Veränderte Rahmenbedingungen im Agrarbereich erfordern eine Neuorientierung bei der Flächennutzung. Die energetische, aber auch stoffliche Nutzung der Biomasse kann zu einem besonderen Schwerpunkt für Mecklenburg-Vorpommern werden. Neben den dafür notwendigen technischen Innovationen ergeben sich auch erhebliche Beschäftigungspotenziale für Land- und Forstwirtschaft. Die Wettbewerbsfähigkeit entsprechender Produkte kann sich allerdings nicht allein aus ökologischen Vorteilen tragen, es gilt eine Vielzahl von Problemen im logistischen und technologischen Bereich zu lösen. Aber auch darin besteht eine Chance für Innovationen, Technologien und regionale Strukturen.

Ökologisches Bauen ist nicht nur eine Zukunftsoption und ein Erfordernis im Sinne des Klimaschutzes, sondern ein verbindendes Element zwischen den verschiedenen Interessen. Die Einmaligkeit touristischer Regionen kann dadurch aufgewertet werden und der Anspruch auf eine nachhaltige Entwicklung unmittelbar dokumentiert werden. Mit den Möglichkeiten der Energieeinsparung, des Einsatzes ökologischer Baustoffe und der Nutzung erneuerbarer Energiequellen können die Betriebskosten gesenkt und ein neuer Imagefaktor entwickelt werden. Das heißt, eine nachhaltige touristische und wirtschaftliche Entwicklung wird ermöglicht.

In den letzten Jahren ist es gelungen, in diesem Land Pilotvorhaben auf den Weg zu bringen und beispielgebend in vielen Lebensbereichen Maßnahmen zu initiieren, die den oben genannten Möglichkeiten bereits Rechnung tragen. Beispielhaft seien genannt:

Erstens: Im Heizkraftwerk Friedland wird erstmals in Deutschland das Organic-Rankine-Cycle-Verfahren (Möglichkeit der Nutzung der Niedertemperaturwärme für die Stromerzeugung - ORC-Verfahren) bei der Biomasseverwertung angewendet; Planung und Begleitung liegen bei der Gesellschaft für Motoren und Kraftanlagen mbH (GMK) aus Bargeshagen.

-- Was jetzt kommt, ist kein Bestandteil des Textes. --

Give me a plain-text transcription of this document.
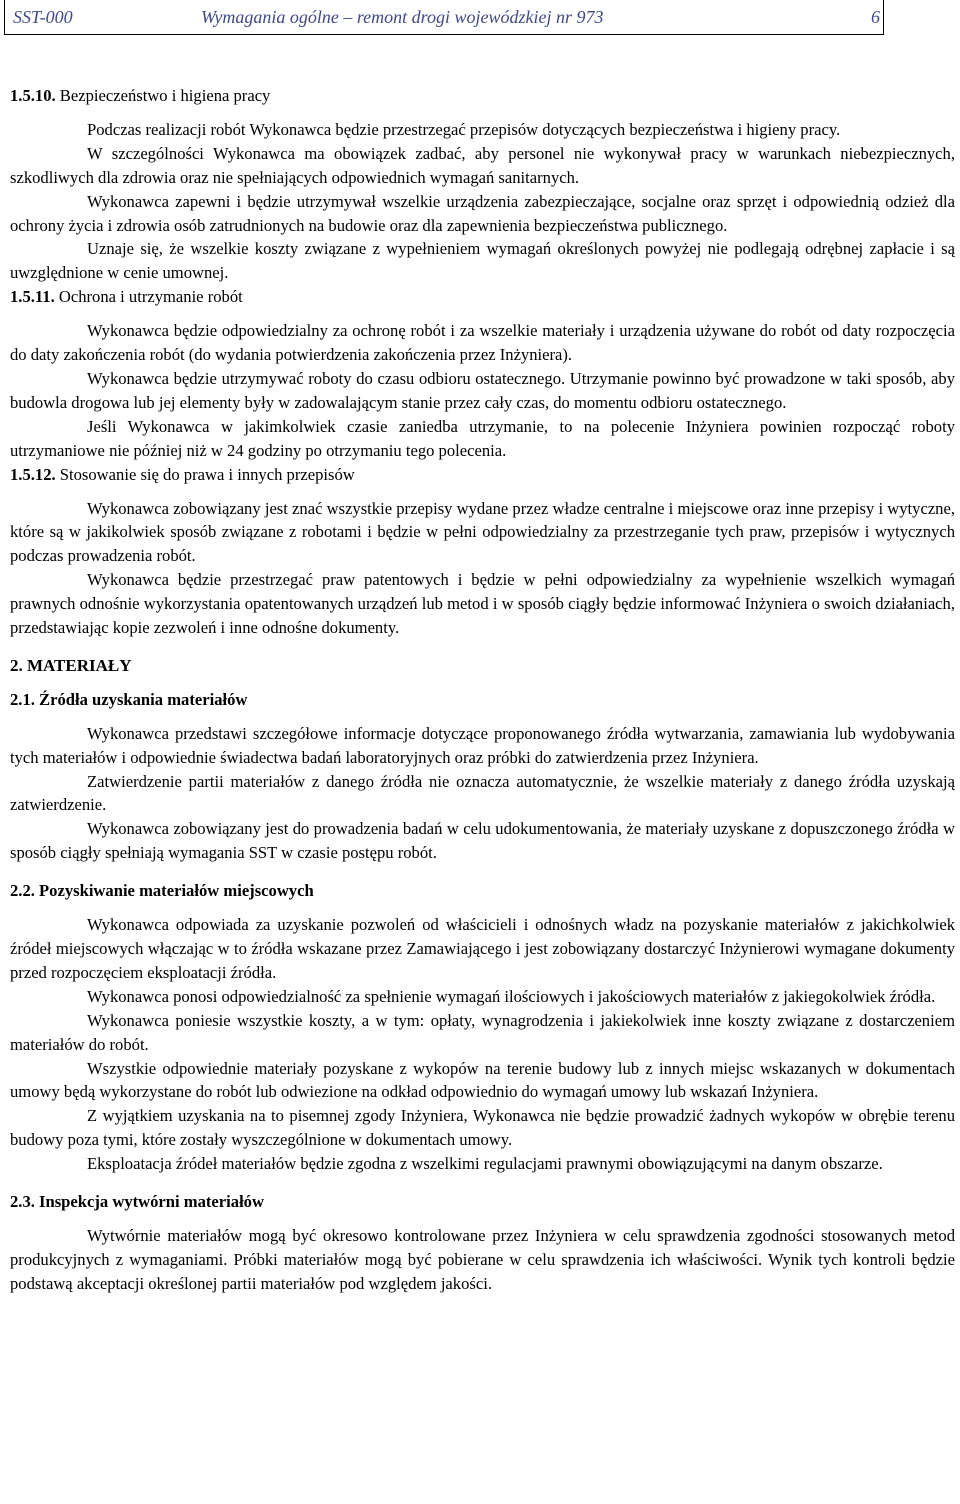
SST-000	Wymagania ogólne – remont drogi wojewódzkiej nr 973	6

1.5.10. Bezpieczeństwo i higiena pracy

Podczas realizacji robót Wykonawca będzie przestrzegać przepisów dotyczących bezpieczeństwa i higieny pracy.

W szczególności Wykonawca ma obowiązek zadbać, aby personel nie wykonywał pracy w warunkach niebezpiecznych, szkodliwych dla zdrowia oraz nie spełniających odpowiednich wymagań sanitarnych.

Wykonawca zapewni i będzie utrzymywał wszelkie urządzenia zabezpieczające, socjalne oraz sprzęt i odpowiednią odzież dla ochrony życia i zdrowia osób zatrudnionych na budowie oraz dla zapewnienia bezpieczeństwa publicznego.

Uznaje się, że wszelkie koszty związane z wypełnieniem wymagań określonych powyżej nie podlegają odrębnej zapłacie i są uwzględnione w cenie umownej.

1.5.11. Ochrona i utrzymanie robót

Wykonawca będzie odpowiedzialny za ochronę robót i za wszelkie materiały i urządzenia używane do robót od daty rozpoczęcia do daty zakończenia robót (do wydania potwierdzenia zakończenia przez Inżyniera).

Wykonawca będzie utrzymywać roboty do czasu odbioru ostatecznego. Utrzymanie powinno być prowadzone w taki sposób, aby budowla drogowa lub jej elementy były w zadowalającym stanie przez cały czas, do momentu odbioru ostatecznego.

Jeśli Wykonawca w jakimkolwiek czasie zaniedba utrzymanie, to na polecenie Inżyniera powinien rozpocząć roboty utrzymaniowe nie później niż w 24 godziny po otrzymaniu tego polecenia.

1.5.12. Stosowanie się do prawa i innych przepisów

Wykonawca zobowiązany jest znać wszystkie przepisy wydane przez władze centralne i miejscowe oraz inne przepisy i wytyczne, które są w jakikolwiek sposób związane z robotami i będzie w pełni odpowiedzialny za przestrzeganie tych praw, przepisów i wytycznych podczas prowadzenia robót.

Wykonawca będzie przestrzegać praw patentowych i będzie w pełni odpowiedzialny za wypełnienie wszelkich wymagań prawnych odnośnie wykorzystania opatentowanych urządzeń lub metod i w sposób ciągły będzie informować Inżyniera o swoich działaniach, przedstawiając kopie zezwoleń i inne odnośne dokumenty.

2. MATERIAŁY

2.1. Źródła uzyskania materiałów

Wykonawca przedstawi szczegółowe informacje dotyczące proponowanego źródła wytwarzania, zamawiania lub wydobywania tych materiałów i odpowiednie świadectwa badań laboratoryjnych oraz próbki do zatwierdzenia przez Inżyniera.

Zatwierdzenie partii materiałów z danego źródła nie oznacza automatycznie, że wszelkie materiały z danego źródła uzyskają zatwierdzenie.

Wykonawca zobowiązany jest do prowadzenia badań w celu udokumentowania, że materiały uzyskane z dopuszczonego źródła w sposób ciągły spełniają wymagania SST w czasie postępu robót.

2.2. Pozyskiwanie materiałów miejscowych

Wykonawca odpowiada za uzyskanie pozwoleń od właścicieli i odnośnych władz na pozyskanie materiałów z jakichkolwiek źródeł miejscowych włączając w to źródła wskazane przez Zamawiającego i jest zobowiązany dostarczyć Inżynierowi wymagane dokumenty przed rozpoczęciem eksploatacji źródła.

Wykonawca ponosi odpowiedzialność za spełnienie wymagań ilościowych i jakościowych materiałów z jakiegokolwiek źródła.

Wykonawca poniesie wszystkie koszty, a w tym: opłaty, wynagrodzenia i jakiekolwiek inne koszty związane z dostarczeniem materiałów do robót.

Wszystkie odpowiednie materiały pozyskane z wykopów na terenie budowy lub z innych miejsc wskazanych w dokumentach umowy będą wykorzystane do robót lub odwiezione na odkład odpowiednio do wymagań umowy lub wskazań Inżyniera.

Z wyjątkiem uzyskania na to pisemnej zgody Inżyniera, Wykonawca nie będzie prowadzić żadnych wykopów w obrębie terenu budowy poza tymi, które zostały wyszczególnione w dokumentach umowy.

Eksploatacja źródeł materiałów będzie zgodna z wszelkimi regulacjami prawnymi obowiązującymi na danym obszarze.

2.3. Inspekcja wytwórni materiałów

Wytwórnie materiałów mogą być okresowo kontrolowane przez Inżyniera w celu sprawdzenia zgodności stosowanych metod produkcyjnych z wymaganiami. Próbki materiałów mogą być pobierane w celu sprawdzenia ich właściwości. Wynik tych kontroli będzie podstawą akceptacji określonej partii materiałów pod względem jakości.
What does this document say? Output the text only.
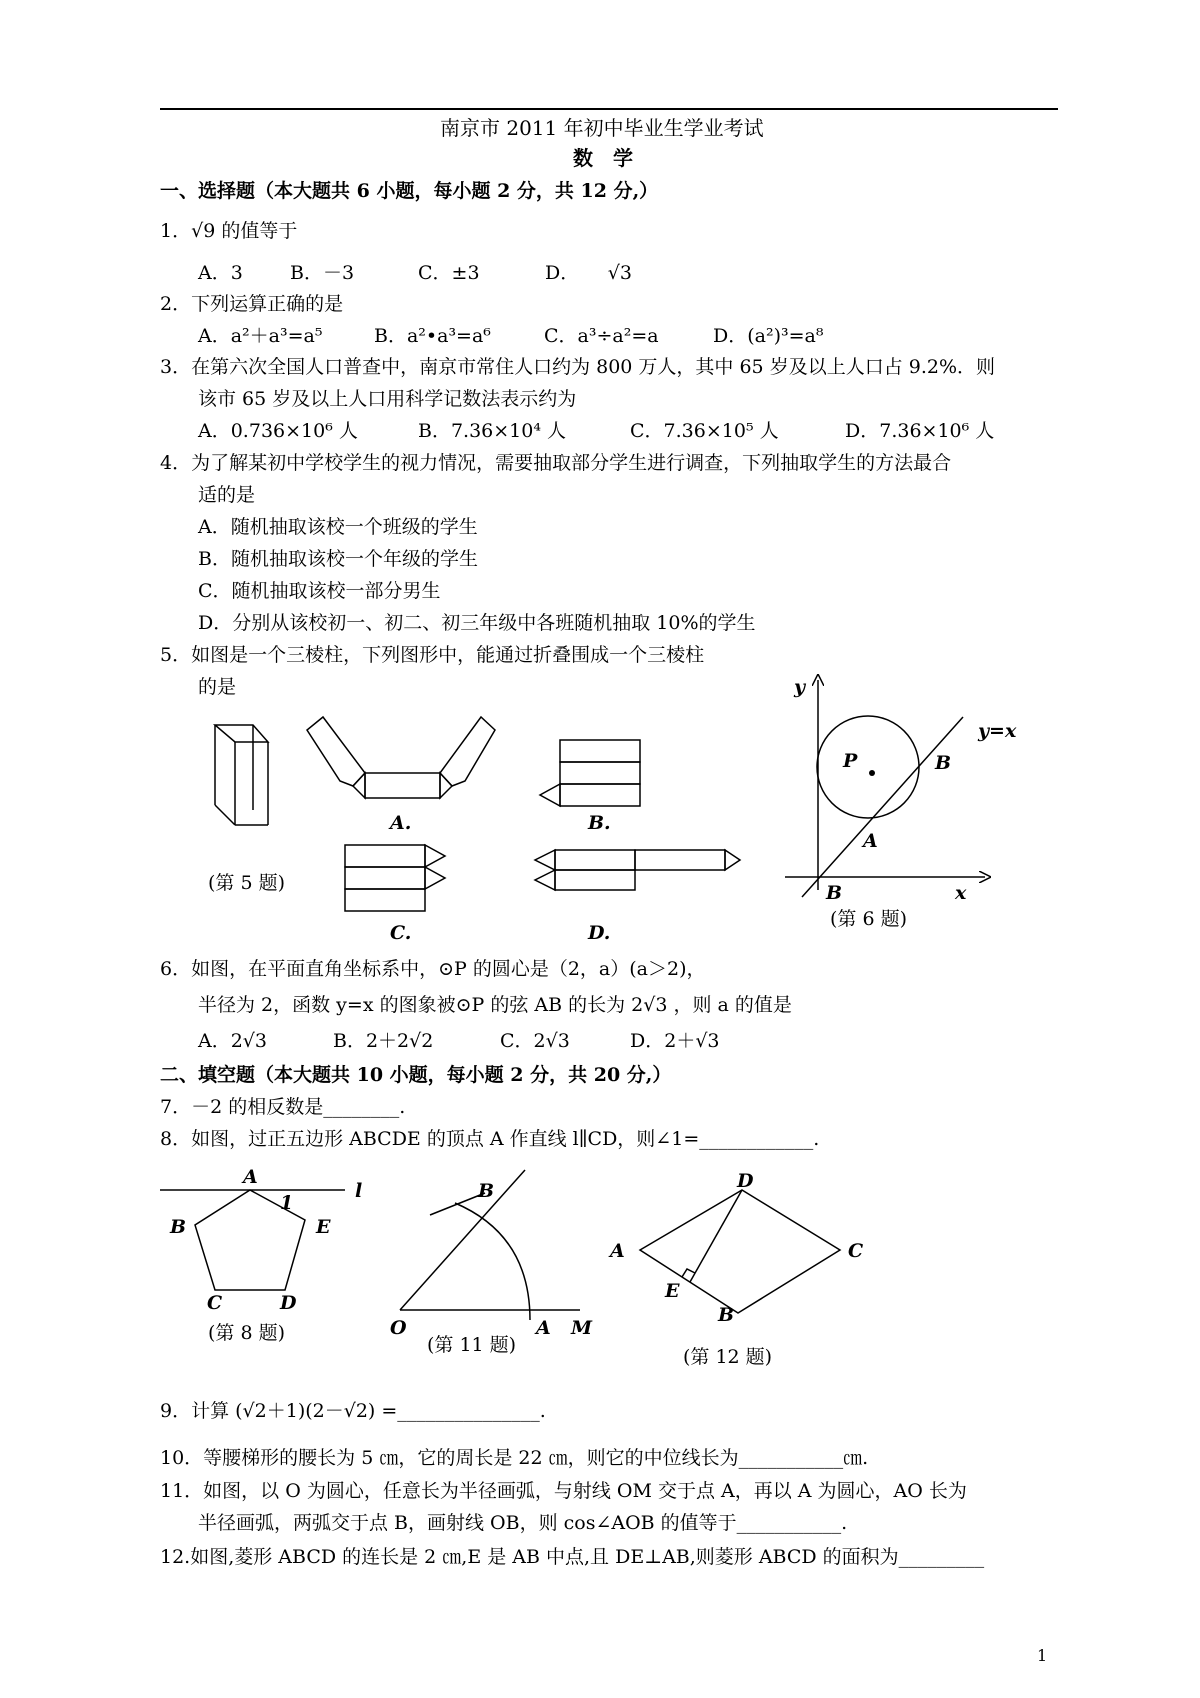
南京市 2011 年初中毕业生学业考试
数　学
一、选择题（本大题共 6 小题，每小题 2 分，共 12 分,）
1．√9 的值等于
A．3 B．－3	C．±3	D．　　√3
2．下列运算正确的是
A．a²＋a³=a⁵	B．a²•a³=a⁶	C．a³÷a²=a	D．(a²)³=a⁸
3．在第六次全国人口普查中，南京市常住人口约为 800 万人，其中 65 岁及以上人口占 9.2%．则
该市 65 岁及以上人口用科学记数法表示约为
A．0.736×10⁶ 人	B．7.36×10⁴ 人	C．7.36×10⁵ 人	D．7.36×10⁶ 人
4．为了解某初中学校学生的视力情况，需要抽取部分学生进行调查，下列抽取学生的方法最合
适的是
A．随机抽取该校一个班级的学生
B．随机抽取该校一个年级的学生
C．随机抽取该校一部分男生
D．分别从该校初一、初二、初三年级中各班随机抽取 10%的学生
5．如图是一个三棱柱，下列图形中，能通过折叠围成一个三棱柱
的是
A.	B.
C.	D.
(第 5 题)
y
y=x
P	B
A
B	x
(第 6 题)
6．如图，在平面直角坐标系中，⊙P 的圆心是（2，a）(a＞2)，
半径为 2，函数 y=x 的图象被⊙P 的弦 AB 的长为 2√3 ，则 a 的值是
A．2√3	B．2＋2√2	C．2√3	D．2＋√3
二、填空题（本大题共 10 小题，每小题 2 分，共 20 分,）
7．－2 的相反数是________.
8．如图，过正五边形 ABCDE 的顶点 A 作直线 l∥CD，则∠1=____________.
A
B
C	D
E
l
1
(第 8 题)
B
O	A M
(第 11 题)
A
B
C
D
E
(第 12 题)
9．计算 (√2＋1)(2－√2) =_______________.
10．等腰梯形的腰长为 5 ㎝，它的周长是 22 ㎝，则它的中位线长为___________㎝.
11．如图，以 O 为圆心，任意长为半径画弧，与射线 OM 交于点 A，再以 A 为圆心，AO 长为
半径画弧，两弧交于点 B，画射线 OB，则 cos∠AOB 的值等于___________.
12.如图,菱形 ABCD 的连长是 2 ㎝,E 是 AB 中点,且 DE⊥AB,则菱形 ABCD 的面积为_________
1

Zweitens: Das erste ORC-Verfahren in Deutschland im Bereich Geothermie kommt in Neustadt-Glewe zur Anwendung; Planung und Begleitung liegen bei Geothermie Neubrandenburg GmbH (GTN).

Drittens: In Rostock wurde ein großer Wohnblock mit Solaranlagen ausgerüstet, die Wohnungen mit Wärme versorgen, die überschüssige Wärme wird im Grundwasser gespeichert. Nach dem gleichen Prinzip soll in Neubrandenburg demnächst überschüssige Sommerwärme des GuD-Kraftwerks der Stadtwerke im Untergrund für eine Nutzung im Winter gespeichert werden, Planungen für dieses System erfolgten ebenfalls von GTN.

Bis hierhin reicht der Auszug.